Construcción de un prototipo
Pero, ¿como ejemplo de qué? Independientemente de lo que él fuera en realidad -que eso sería otra cuestión-, Camus ha sido el ejemplo de intelectual independiente, capaz de comprometerse políticamente sin abdicar por eso de los principios morales. Camus, así pues, se negó a dar a la historia más razón que la que podían tener los hombres que la habitaban y la sufrían. Se negó a que el fin justificara los medios, a que el Partido dictase la verdad y la justicia, prefirió, en suma, «equivocarse sin matar a nadie y dejando hablar a los demás, que tener razón en medio del silencio y los cadáveres». Por lo visto, ésta habría de ser una buena definición de la consistencia moral de nuestra intelectualidad contemporánea, comenzando por Robert Kagan y el think tank del Pentágono, hasta -pasando por Arcadi Espada y Rosa Montero- desembocar en Oriana Fallaci y Pedro Jota Ramírez. En un mundo estructuralmente malo, ellos han decidido ser buenos y equivocarse sin matar a nadie (como si los comunistas nos dedicáramos a ir ametrallando gente a nuestro paso).
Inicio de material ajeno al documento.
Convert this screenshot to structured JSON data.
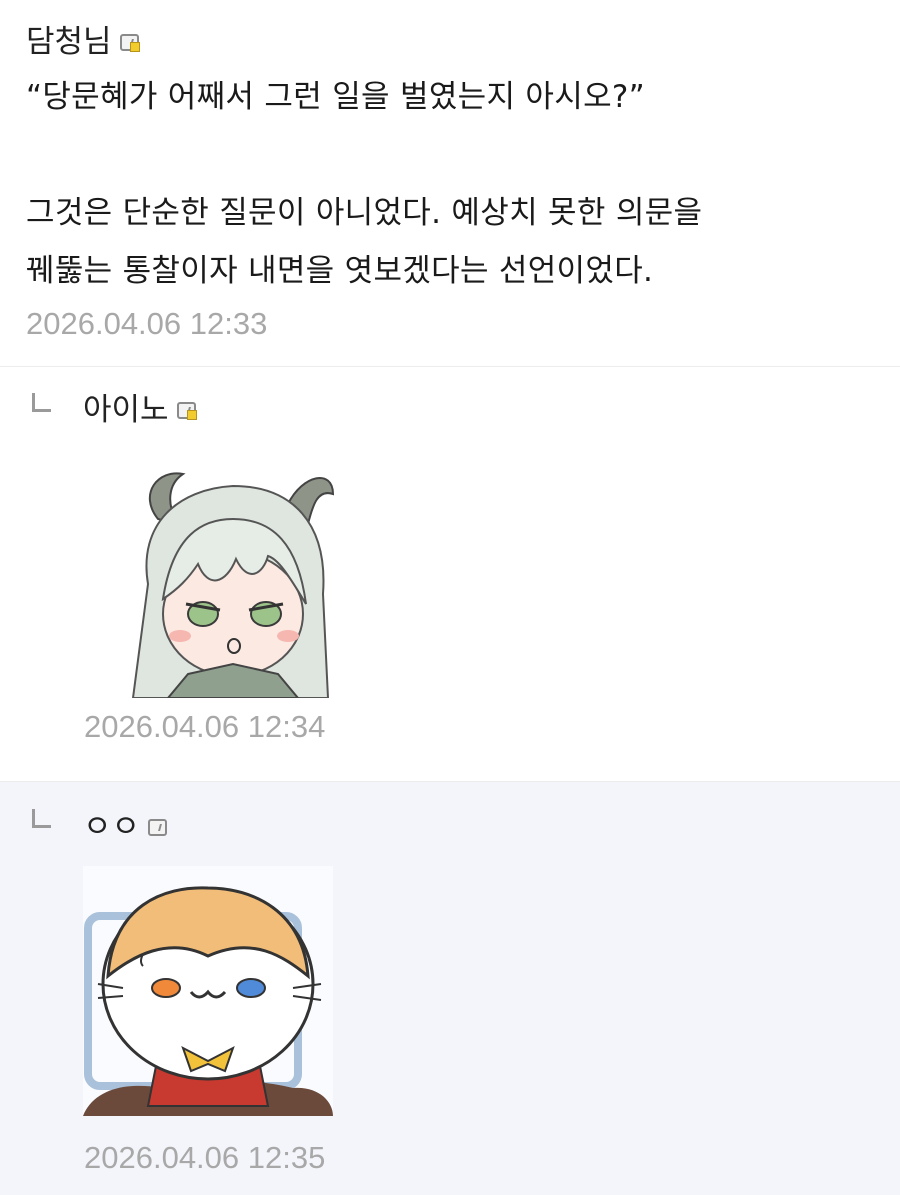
{
  "post": {
    "author": "담청님",
    "lines": [
      "“당문혜가 어째서 그런 일을 벌였는지 아시오?”",
      "그것은 단순한 질문이 아니었다. 예상치 못한 의문을",
      "꿰뚫는 통찰이자 내면을 엿보겠다는 선언이었다."
    ],
    "timestamp": "2026.04.06 12:33"
  },
  "replies": [
    {
      "author": "아이노",
      "sticker": "anime-girl-sticker",
      "timestamp": "2026.04.06 12:34"
    },
    {
      "author": "ㅇㅇ",
      "sticker": "cat-sticker",
      "timestamp": "2026.04.06 12:35"
    }
  ],
  "colors": {
    "timestamp": "#a8a8a8",
    "highlight_row": "#f4f5fb",
    "badge_dot": "#f1cc2c"
  },
  "icons": {
    "member_badge": "member-badge-icon",
    "reply": "reply-arrow-icon"
  }
}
En un mundo que consiste en cambiar sangre por petróleo y cadáveres por coltán, uno puede repetirse en vano que no ha matado a nadie. Sobre todo si no se le hace ascos a congeniar con los millones de votantes que aplaudieron la invasión de Iraq porque tenía armas de destrucción masiva y que no han variado su intención de voto al descubrir que no sólo no las tenía sino que siempre se supo que no las tenía. Hace tres años había que defenderse de la acusación de pretender cambiar sangre por petróleo, ahora ya no. Ahora nadamos en sangre y petróleo como quien respira aire y viento. Así son las cosas, lo importante es no matar a nadie y no tener miedo de equivocarse.
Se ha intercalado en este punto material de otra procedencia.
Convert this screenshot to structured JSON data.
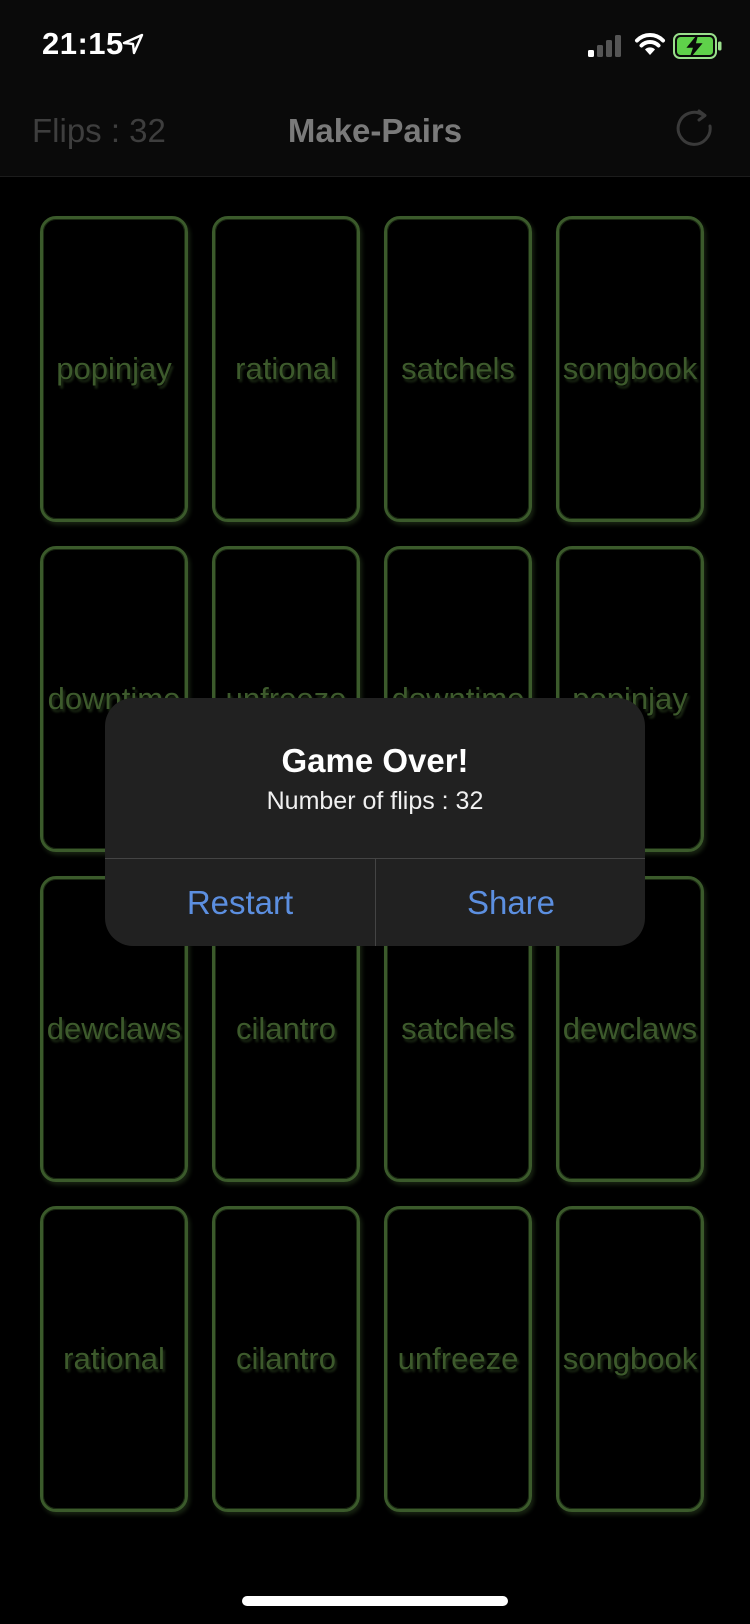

Pero el héroe de nuestros intelectuales anticomunistas no es, en realidad, Albert Camus. Aunque les cueste reconocerlo, se parece mucho más a Eichman. Este genocida nazi gestionó la muerte de medio millón de judíos. Enviaba informes felicitándose por haber acelerado el ritmo de la cadena de exterminio, apuntando las cifras con minuciosidad de burócrata, como si se estuviese tratando de embalar tomates. Cuando fue juzgado en Jerusalén, y tras describir en qué consistía su macabro trabajo, un testigo le acusó de haber estrangulado a un adolescente judío con sus propias manos y entonces Eichman reaccionó histéricamente gritando desesperado que era inocente y que él «nunca había matado a nadie». Él tan sólo se había «equivocado un poco». Sus dirigentes le habían engañado. Poco más o menos como los admiradores de Camus que hoy se equivocan un poco dejándose convencer (sólo un poco) por los amos del planeta, pero que se acuestan todos los días tranquilos por no haber matado a nadie ni haber colaborado con ninguna banda armada, mientras la OTAN vela su sueño y la valla de Melilla protege la fortaleza de su Estado de Derecho.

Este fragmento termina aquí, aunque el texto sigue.